I need to find time to go out into nature and cook (or at least make smoothies) and you know take care of the flat I share and stuff. But nothing can ever stop me from caring like I do.

As a student of non dual traditions and still to some extent of Buddhist traditions on the surface it might sound as if attachment is bad. But it’s the opposite. 

Caring about what you do is a great thing. And today that care came from an unexpected thing.

Once again, it was from Taylor Swift 

Taylor Swift, one of the greatest artists on the planet, inspires us all to dream fearlessly.

It was listening to her singing “seven” live the other day that made me remember my love of utilities. 

How much I love hydroelectric dams in the mountain. How great my love for these things is. I love them more than anything else in the world. I am so grateful for the people who came before me who actually put these things there. 

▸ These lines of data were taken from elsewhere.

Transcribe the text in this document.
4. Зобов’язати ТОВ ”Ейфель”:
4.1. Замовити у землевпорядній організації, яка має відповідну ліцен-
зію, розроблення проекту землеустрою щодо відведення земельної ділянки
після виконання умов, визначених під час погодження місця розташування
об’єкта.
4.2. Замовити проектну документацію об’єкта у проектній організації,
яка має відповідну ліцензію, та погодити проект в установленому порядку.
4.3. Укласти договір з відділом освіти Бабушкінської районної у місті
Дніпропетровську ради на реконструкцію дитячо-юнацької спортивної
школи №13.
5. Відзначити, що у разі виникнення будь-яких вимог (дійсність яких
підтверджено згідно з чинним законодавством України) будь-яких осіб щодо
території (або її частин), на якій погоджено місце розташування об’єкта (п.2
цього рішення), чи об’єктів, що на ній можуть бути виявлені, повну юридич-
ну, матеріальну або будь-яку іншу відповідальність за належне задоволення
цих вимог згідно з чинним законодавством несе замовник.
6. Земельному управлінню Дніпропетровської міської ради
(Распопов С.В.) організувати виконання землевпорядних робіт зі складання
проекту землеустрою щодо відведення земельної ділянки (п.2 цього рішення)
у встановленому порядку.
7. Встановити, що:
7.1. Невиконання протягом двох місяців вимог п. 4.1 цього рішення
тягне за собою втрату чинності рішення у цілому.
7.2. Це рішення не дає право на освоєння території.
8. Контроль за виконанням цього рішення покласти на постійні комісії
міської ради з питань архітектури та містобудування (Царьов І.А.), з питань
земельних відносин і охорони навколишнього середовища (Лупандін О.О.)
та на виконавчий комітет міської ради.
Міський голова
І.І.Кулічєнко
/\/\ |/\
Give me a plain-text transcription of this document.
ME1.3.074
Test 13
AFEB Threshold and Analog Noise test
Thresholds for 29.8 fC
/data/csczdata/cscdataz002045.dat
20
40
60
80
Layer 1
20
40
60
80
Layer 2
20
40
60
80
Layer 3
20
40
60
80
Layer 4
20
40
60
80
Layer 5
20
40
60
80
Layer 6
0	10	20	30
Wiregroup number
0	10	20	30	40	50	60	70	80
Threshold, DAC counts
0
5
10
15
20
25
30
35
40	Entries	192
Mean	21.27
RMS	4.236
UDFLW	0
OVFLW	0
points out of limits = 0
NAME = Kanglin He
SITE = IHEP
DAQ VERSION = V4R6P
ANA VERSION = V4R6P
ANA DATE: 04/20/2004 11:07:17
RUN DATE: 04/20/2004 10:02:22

But today it was “so long London”. I was playing it on the piano and I almost began to cry.

Her melodies, chords and lyrics are so perfect. They sync up so perfectly. They are so unexpected. They are so perfect. Playing them on the piano can make me cry.

But today they made me care.

I cannot stop caring about my dream of the utilities

And I cannot stop caring about my dream of continuing to be a software engineer

And I absolutely most of all cannot stop caring about my dream to combine them both but especially the utilities bit

That’s funny cos I had been planning to say the software engineering bit

I especially love the software engineering bit but maybe it’s both.

I cannot do what I want to do for utilities without becoming a properly fledged engineer. And I need to grow as an engineer I lot. I have three goals:
  • To continue to care deeply about my work
  • To continue to do my job to the best of my ability
  • To continue to learn Python on the side
After that I have to focus. 

I need a work life balance.

I will be a better software engineer and a better person for having a balance in my life. I want to go out into nature and meditate. 

I want to play the piano. 

Susanna takes a selfie of herself leaning against a black piano. Half her face is reflected in the piano. The windows show a beautiful green garden outside. Susanna has messy hair demonstrating her holiday mode.

I want to go for long walks again.

But most of all I want to continue to care passionately about what I do.